可以自动推断聚类的个数，并且可以快速地收敛；
可以在完备性和一致性之间保持平衡；
可以很好的处理稀疏、高纬度的短文本，可以得到每一类的代表词汇；
较其它的聚类算法，在性能上表现更为突出。

3.1 安装并导入包

pip install git+https://github.com/rwalk/gsdmm.git

import pandas as pd
import numpy as np
from gensim.corpora import Dictionary
from gsdmm import MovieGroupProcess

3.2 数据预处理

# cast tweets to numpy array
docs = df.tweet_text.to_numpy()

# create dictionary of all words in all documents
dictionary = Dictionary(docs)

# filter extreme cases out of dictionary
dictionary.filter_extremes(no_below=15, no_above=0.5, keep_n=100000)

# create variable containing length of dictionary/vocab
vocab_length = len(dictionary)

# create BOW dictionary
bow_corpus = [dictionary.doc2bow(doc) for doc in docs]

3.3 构建模型

# initialize GSDMM
gsdmm = MovieGroupProcess(K=15, alpha=0.1, beta=0.3, n_iters=15)

# fit GSDMM model
y = gsdmm.fit(docs, vocab_length)

在这里插入图片描述

# print number of documents per topic
doc_count = np.array(gsdmm.cluster_doc_count)
print('Number of documents per topic :', doc_count)

# Topics sorted by the number of document they are allocated to
top_index = doc_count.argsort()[-15:][::-1]
print('Most important clusters (by number of docs inside):', top_index)
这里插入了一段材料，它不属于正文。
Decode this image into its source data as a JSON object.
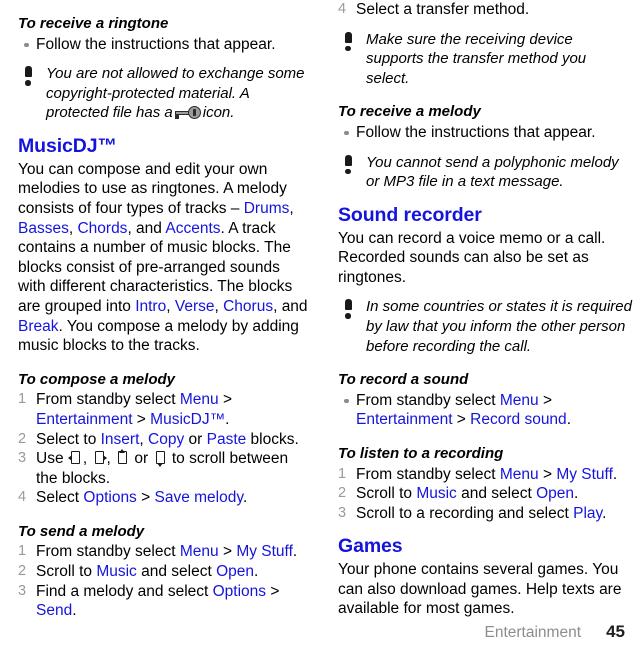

# define function to get top words per topic
def top_words(cluster_word_distribution, top_cluster, values):
    for cluster in top_cluster:
        sort_dicts = sorted(cluster_word_distribution[cluster].items(), key=lambda k: k[1], reverse=True)[:values]
        print("\nCluster %s : %s"%(cluster, sort_dicts))

# get top words in topics
top_words(gsdmm.cluster_word_distribution, top_index, 20)

在这里插入图片描述

3.4 结果可视化

# Import wordcloud library
from wordcloud import WordCloud

# Get topic word distributions from gsdmm model
cluster_word_distribution = gsdmm.cluster_word_distribution

# Select topic you want to output as dictionary (using topic_number)
topic_dict = sorted(cluster_word_distribution[topic_number].items(), key=lambda k: k[1], reverse=True)[:values]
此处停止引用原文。